BGI Education Center, University of Chinese Academy of Sciences, Shenzhen, 518083, China.
BGI-Qingdao, BGI-Shenzhen, Qingdao, 266555, China.
BMC Bioinformatics. 2021 Mar 25;22(1):158. doi: 10.1186/s12859-021-04081-z.
Synthetic long reads (SLR) with long-range co-barcoding information are now widely applied in genomics research. Although several tools have been developed for each specific SLR technique, a robust standalone scaffolder with high efficiency is warranted for hybrid genome assembly.
In this work, we developed a standalone scaffolding tool, SLR-superscaffolder, to link together contigs in draft assemblies using co-barcoding and paired-end read information. Our top-to-bottom scheme first builds a global scaffold graph based on Jaccard Similarity to determine the order and orientation of contigs, and then locally improves the scaffolds with the aid of paired-end information. We also exploited a screening algorithm to reduce the negative effect of misassembled contigs in the input assembly. We applied SLR-superscaffolder to a human single tube long fragment read sequencing dataset and increased the scaffold NG50 of its corresponding draft assembly 1349 fold. Moreover, benchmarking on different input contigs showed that this approach overall outperformed existing SLR scaffolders, providing longer contiguity and fewer misassemblies, especially for short contigs assembled by next-generation sequencing data. The open-source code of SLR-superscaffolder is available at https://github.com/BGI-Qingdao/SLR-superscaffolder .
SLR-superscaffolder can dramatically improve the contiguity of a draft assembly by integrating a hybrid assembly strategy.

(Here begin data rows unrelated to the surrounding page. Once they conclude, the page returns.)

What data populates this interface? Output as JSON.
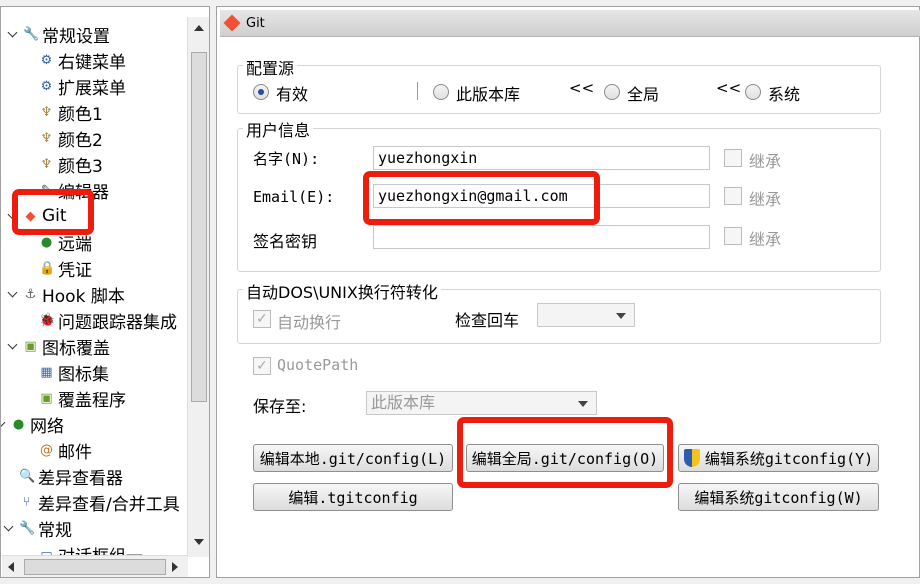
{
  "tree": {
    "items": [
      {
        "label": "常规设置",
        "icon": "wrench-icon"
      },
      {
        "label": "右键菜单",
        "icon": "gear-icon"
      },
      {
        "label": "扩展菜单",
        "icon": "gear-icon"
      },
      {
        "label": "颜色1",
        "icon": "palette-icon"
      },
      {
        "label": "颜色2",
        "icon": "palette-icon"
      },
      {
        "label": "颜色3",
        "icon": "palette-icon"
      },
      {
        "label": "编辑器",
        "icon": "editor-icon"
      },
      {
        "label": "Git",
        "icon": "git-icon"
      },
      {
        "label": "远端",
        "icon": "remote-icon"
      },
      {
        "label": "凭证",
        "icon": "lock-icon"
      },
      {
        "label": "Hook 脚本",
        "icon": "hook-icon"
      },
      {
        "label": "问题跟踪器集成",
        "icon": "bug-icon"
      },
      {
        "label": "图标覆盖",
        "icon": "overlay-icon"
      },
      {
        "label": "图标集",
        "icon": "iconset-icon"
      },
      {
        "label": "覆盖程序",
        "icon": "overlay-icon"
      },
      {
        "label": "网络",
        "icon": "network-icon"
      },
      {
        "label": "邮件",
        "icon": "mail-icon"
      },
      {
        "label": "差异查看器",
        "icon": "diff-icon"
      },
      {
        "label": "差异查看/合并工具",
        "icon": "merge-icon"
      },
      {
        "label": "常规",
        "icon": "wrench-icon"
      },
      {
        "label": "对话框组一",
        "icon": "dialog-icon"
      }
    ]
  },
  "panel": {
    "title": "Git",
    "config_source": {
      "legend": "配置源",
      "options": [
        "有效",
        "此版本库",
        "全局",
        "系统"
      ],
      "selected": "有效",
      "arrow_glyph": "<<"
    },
    "user_info": {
      "legend": "用户信息",
      "name_label": "名字(N):",
      "name_value": "yuezhongxin",
      "email_label": "Email(E):",
      "email_value": "yuezhongxin@gmail.com",
      "key_label": "签名密钥",
      "key_value": "",
      "inherit_label": "继承"
    },
    "eol": {
      "legend": "自动DOS\\UNIX换行符转化",
      "autocrlf_label": "自动换行",
      "safecrlf_label": "检查回车",
      "safecrlf_value": ""
    },
    "quotepath_label": "QuotePath",
    "save_to_label": "保存至:",
    "save_to_value": "此版本库",
    "buttons": {
      "edit_local": "编辑本地.git/config(L)",
      "edit_global": "编辑全局.git/config(O)",
      "edit_system": "编辑系统gitconfig(Y)",
      "edit_tgit": "编辑.tgitconfig",
      "edit_system_w": "编辑系统gitconfig(W)"
    }
  },
  "colors": {
    "highlight": "#ee1c0c",
    "radio_dot": "#1f4fa5"
  }
}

具有远程共条形码信息的合成长读长(SLR)现在广泛应用于基因组学研究。尽管已经为每种特定的 SLR 技术开发了几个工具,但仍需要一个高效的稳健独立支架来进行混合基因组组装。
在这项工作中,我们开发了一种独立的支架工具 SLR-superscaffolder,用于使用共条形码和配对末端读取信息将草图组装中的 contigs 连接在一起。我们的自顶向下方案首先基于 Jaccard 相似性构建全局支架图,以确定 contigs 的顺序和方向,然后借助配对末端信息局部改进支架。我们还利用筛选算法来减少输入组装中错误组装 contigs 的负面影响。我们将 SLR-superscaffolder 应用于人类单管长片段读取测序数据集,并将其对应草图组装的支架 NG50 提高了 1349 倍。此外,在不同输入 contigs 上的基准测试表明,该方法总体上优于现有的 SLR 支架器,提供了更长的连续性和更少的错误组装,特别是对于由下一代测序数据组装的短 contigs。SLR-superscaffolder 的开源代码可在 https://github.com/BGI-Qingdao/SLR-superscaffolder 上获得。
SLR-superscaffolder 通过整合混合组装策略,可以显著提高草图组装的连续性。